When a student practices something in a game environment, they become better at it, developing a skill set that can be transferred into the "real" world (Gee 2007). This is no small point of discussion, as “the average young person today in a culture with a strong gamer culture will have spent 10,000 hours playing online games by the age of 21” (TED, 2012). One interesting point about this – as McGonigal points out in her research – is that this 10,000 hours number is precisely the amount of hours that author Malcolm Gladwell, in his book Outliers: The Story of Success, discovered to be the "magic number" of hours it requires to master any one skill (TED, 2012). As it relates to the composition space, it’s also interesting to think about which of the skills learned during those 10,000 hours might be applicable to our educational goals. Theoretically, during those 10,000 hours, these young gamers will have learned skills in critical thinking, problem solving, and initiating creativity: all talents that are incredibly relevant and useful for the invention process. The only issue with these statistics is that we can’t assume that these skills will automatically transfer over into the writing process, nor can we assume that we will be teaching a class full of gamers. What we can do is try and identify which of our students are gamers (such as through the class survey I mentioned) and then assess how those students can use their skills as a way of inspiring and helping other students in their writing groups and in their classrooms as a whole. Furthermore, we can take some lessons learned from the serious games community and apply them to open invention.

What’s unique about using serious games as a means for invention is its delivery method. Games are interactive and often non-linear in their approach to narrative. “Playing is integral, not coincidental like the appreciative reader or listener. The creative involvement is a necessary ingredient in the uses of games” (Aarseth, qtd. in Moulthrop 2005, p. 210). That inherent creativity that stems from learning through play – through joy – is what drives both desire and need in the open invention process: to invent, inspire, brainstorm, and compose.

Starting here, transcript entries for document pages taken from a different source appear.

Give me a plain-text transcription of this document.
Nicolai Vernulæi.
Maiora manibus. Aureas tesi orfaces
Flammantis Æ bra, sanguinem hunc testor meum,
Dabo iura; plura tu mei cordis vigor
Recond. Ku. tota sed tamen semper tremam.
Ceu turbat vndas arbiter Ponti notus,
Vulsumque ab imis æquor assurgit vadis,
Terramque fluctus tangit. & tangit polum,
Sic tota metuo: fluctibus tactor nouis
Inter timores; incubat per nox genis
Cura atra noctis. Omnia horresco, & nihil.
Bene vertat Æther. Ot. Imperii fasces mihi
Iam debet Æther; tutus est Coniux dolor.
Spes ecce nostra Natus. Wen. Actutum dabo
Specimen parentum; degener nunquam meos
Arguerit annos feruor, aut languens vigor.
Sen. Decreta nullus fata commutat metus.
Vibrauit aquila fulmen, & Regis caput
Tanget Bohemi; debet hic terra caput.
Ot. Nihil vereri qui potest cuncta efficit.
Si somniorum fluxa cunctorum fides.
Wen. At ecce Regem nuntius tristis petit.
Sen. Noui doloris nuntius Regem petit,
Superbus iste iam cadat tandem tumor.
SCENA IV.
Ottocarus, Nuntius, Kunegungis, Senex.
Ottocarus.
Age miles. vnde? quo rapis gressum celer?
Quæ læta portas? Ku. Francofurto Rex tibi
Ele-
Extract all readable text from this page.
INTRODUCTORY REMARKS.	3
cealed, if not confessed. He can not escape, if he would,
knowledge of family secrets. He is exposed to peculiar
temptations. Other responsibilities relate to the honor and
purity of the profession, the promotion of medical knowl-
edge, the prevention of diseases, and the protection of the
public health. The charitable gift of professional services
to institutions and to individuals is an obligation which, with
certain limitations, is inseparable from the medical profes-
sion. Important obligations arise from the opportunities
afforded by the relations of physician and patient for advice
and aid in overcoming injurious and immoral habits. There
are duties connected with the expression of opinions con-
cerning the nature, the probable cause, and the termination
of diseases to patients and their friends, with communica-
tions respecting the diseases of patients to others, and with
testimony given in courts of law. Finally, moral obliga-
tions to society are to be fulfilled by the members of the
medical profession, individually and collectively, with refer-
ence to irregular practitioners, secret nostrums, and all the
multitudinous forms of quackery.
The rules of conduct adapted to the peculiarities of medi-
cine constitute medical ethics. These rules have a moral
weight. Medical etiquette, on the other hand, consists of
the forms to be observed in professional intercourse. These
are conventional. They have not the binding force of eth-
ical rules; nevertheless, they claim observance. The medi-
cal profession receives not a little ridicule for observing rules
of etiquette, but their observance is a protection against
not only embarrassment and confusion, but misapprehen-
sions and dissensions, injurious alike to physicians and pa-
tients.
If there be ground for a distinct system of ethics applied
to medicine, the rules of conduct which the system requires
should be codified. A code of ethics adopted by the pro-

The critical thinking gained through gaming is necessary to the open invention process as well. When we invent, we try to sift through which ideas are "good" or "bad," which may be most worthy of pursuit in a full-length composition. The practice that gaming provides with regard to critical thinking can help ease this process: not out of judgment, which I see as inherently negative, but instead from a place of thoughtful critical thinking that comes from a place of joy: that which we see in gaming.